Le territoire celte, qui s’étendait donc des îles britanniques à l’Europe centrale, incluait aussi la Gaule.
Les gaulois ont-ils peur que « le ciel ne leur tombe sur la tête » ?
Le peuple celte gaulois fut longtemps présenté comme un peuple fier et vantard. Cette réputation remonte aux chroniques écrites en 334 av J-C, par Ptolémée l’un des généraux qui accompagna Alexandre le Grand lors de son expédition chez les Celtes.
« Les Celtes sont de grande taille et ils ont une haute opinion d’eux-mêmes. (…) À tous, Alexandre accorda sa confiance, et reçu d’eux la leur. Puis il demanda aux Celtes ce qu’ils redoutaient le plus, espérant (…) qu’ils allaient lui dire que c’était lui qu’il redoutait le plus au monde. Mais la réponse des Celtes fut toute autre qu’il ne l’espérait(…) ils lui dire qu’ils redoutaient rien que de voir le ciel tomber sur eux ».
Ces gaulois proposent en fait leurs services à Alexandre qui s’apprête à engager sa conquête de l’Inde et de l’Asie centrale. La réponse gauloise est diplomatique et, en quelques sorte, à double sens. Ayant bien compris que la question d’Alexandre faisait allusion à la force militaire, ils lui répondirent très astucieusement qu’ils n’avaient pas à le redouter puisqu’il s’apprêtait à lancer son offensive dans la direction opposée. Ainsi n’ont-ils pas à le vexer frontalement en lui répondant qu’ils ne craignent aucun ennemi.

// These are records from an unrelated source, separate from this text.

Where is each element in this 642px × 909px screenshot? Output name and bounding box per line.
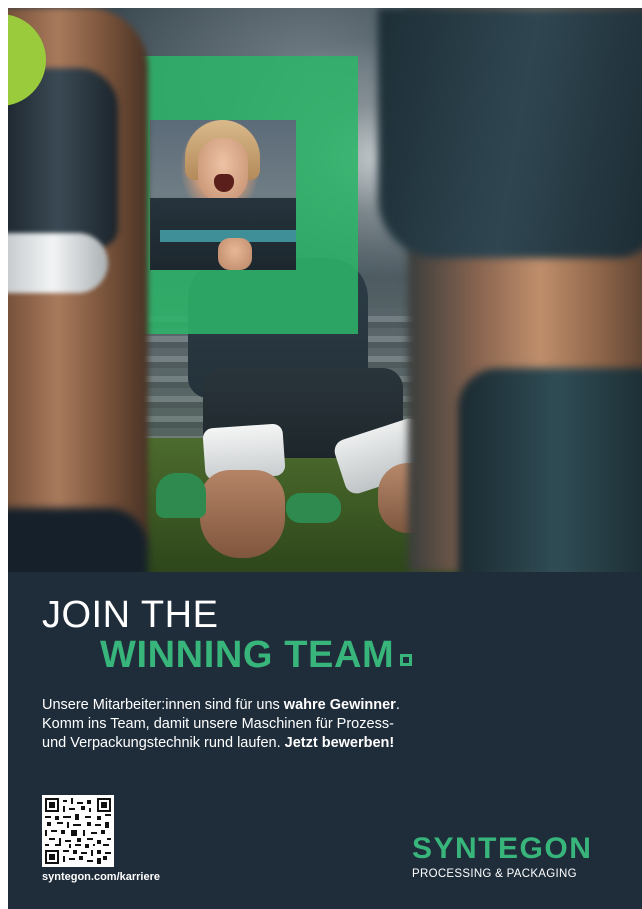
body-copy: Unsere Mitarbeiter:innen sind für uns wa… [42,696,482,753]
body-text-3: und Verpackungstechnik rund laufen. [42,735,285,751]
logo-wordmark: SYNTEGON [412,832,593,865]
player-face [198,138,248,202]
blurred-shorts-right [378,8,642,258]
qr-code-icon [45,798,111,864]
careers-url[interactable]: syntegon.com/karriere [42,871,160,883]
player-knee-left [200,470,285,558]
body-bold-1: wahre Gewinner [283,697,396,713]
qr-code[interactable] [42,795,114,867]
body-text-2: Komm ins Team, damit unsere Maschinen fü… [42,716,394,732]
blurred-sock-right [458,368,642,572]
portrait-window [150,120,296,270]
player-boot-left [156,473,206,518]
headline-line-2-text: WINNING TEAM [100,634,395,676]
career-poster: nd o JOIN THE WINNING TEAM Unsere Mitarb… [8,8,642,909]
headline-line-2: WINNING TEAM [100,634,413,677]
blurred-shoe-left [8,508,148,572]
player-fist [218,238,252,270]
square-icon [400,654,413,666]
logo-tagline: PROCESSING & PACKAGING [412,868,577,880]
hero-photo: nd o [8,8,642,572]
player-boot-right [286,493,341,523]
body-text-1: Unsere Mitarbeiter:innen sind für uns [42,697,284,713]
body-text-1b: . [395,697,400,713]
blurred-band-left [8,233,108,293]
body-bold-cta: Jetzt bewerben! [284,735,395,751]
headline-line-1: JOIN THE [42,594,219,636]
syntegon-logo: SYNTEGON PROCESSING & PACKAGING [412,832,593,881]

Alliances et conflits se succèdent avec Rome. La conquête des Gaules (celtes, aquitains et belges) par Jules césar en 51 av J-C mettra un terme à l’indépendance gauloise. Les opérations de César sur les confins du Nord de la Gaule ont été globalement médiocres. Si le général a conservé à Rome, tout son prestige de conquérant, il n’en va pas de même en Gaule, où se fomentent des complots et rébellions. Harcelés par les cavaliers gaulois, les romains qui durent battre en retraite vers la province romaine finissent par les mettre en déroute. A Alésia, malgré l’arrivée d’une armée gauloise de secours, les assiégés durent finalement s’avouer vaincus avec à leur tête Vercingétorix.
Après que les menaces germaniques aient été écartées car la prospérité de la Gaule attirait leur convoitise, Jules César tenta de débarquer en Bretagne insulaire mais échoua. C’est sous l’empereur Claude, dès 43 après J-C. que la conquête de l’île de Bretagne commença.
Les romains connurent aussi de nombreuses résistances sur l’île de Bretagne. Vers l’an 60, la veuve du roi Britto-romain Prasutagos, Boudica (Boadicée) prit les armes contre eux pour venger les humiliations et les atrocités infligées à sa famille et son peuple lorsque son royaume fut incorporé à la province romaine. La neuvième légion, se porta à la rencontre de l’armée bretonne, mais ses troupes furent anéanties dans une embuscade. Ainsi, les romain abandonnèrent un temps la ville de Londonium (Londres) à un triste sort. Tous ceux qui n’avaient pas quitté la ville furent massacrés. La mort de Boadicée : diverge selon les chroniqueurs de l’époque. Tacite raconte qu’en voyant la partie perdue, elle avale du poison pour ne pas tomber aux mains de l’ennemi ; selon d’autres, elle meurt de maladie avant le combat. Ne parvenant pas à conquérir l’Ecosse, les romains construisent donc le mur d’Hadrien afin de se protéger de l’ennemi : les Pictes.
Les Pictes étaient une confédération de tribus déjà présents en Ecosse avant la conquête de l’île de Bretagne par les Romains. On suppose que l’ancienne religion picte s’apparentait au polythéisme celte. Malgré leurs divisions, les Pictes résistèrent toujours à l’Empire romain, puis aux envahisseurs germaniques pendant plusieurs siècles. La disparition des royaumes des Pictes fut le résultat d’un processus de fusion avec les « Scots» qui aboutit, au milieu du IXe siècle, à la création de l’Écosse médiévale.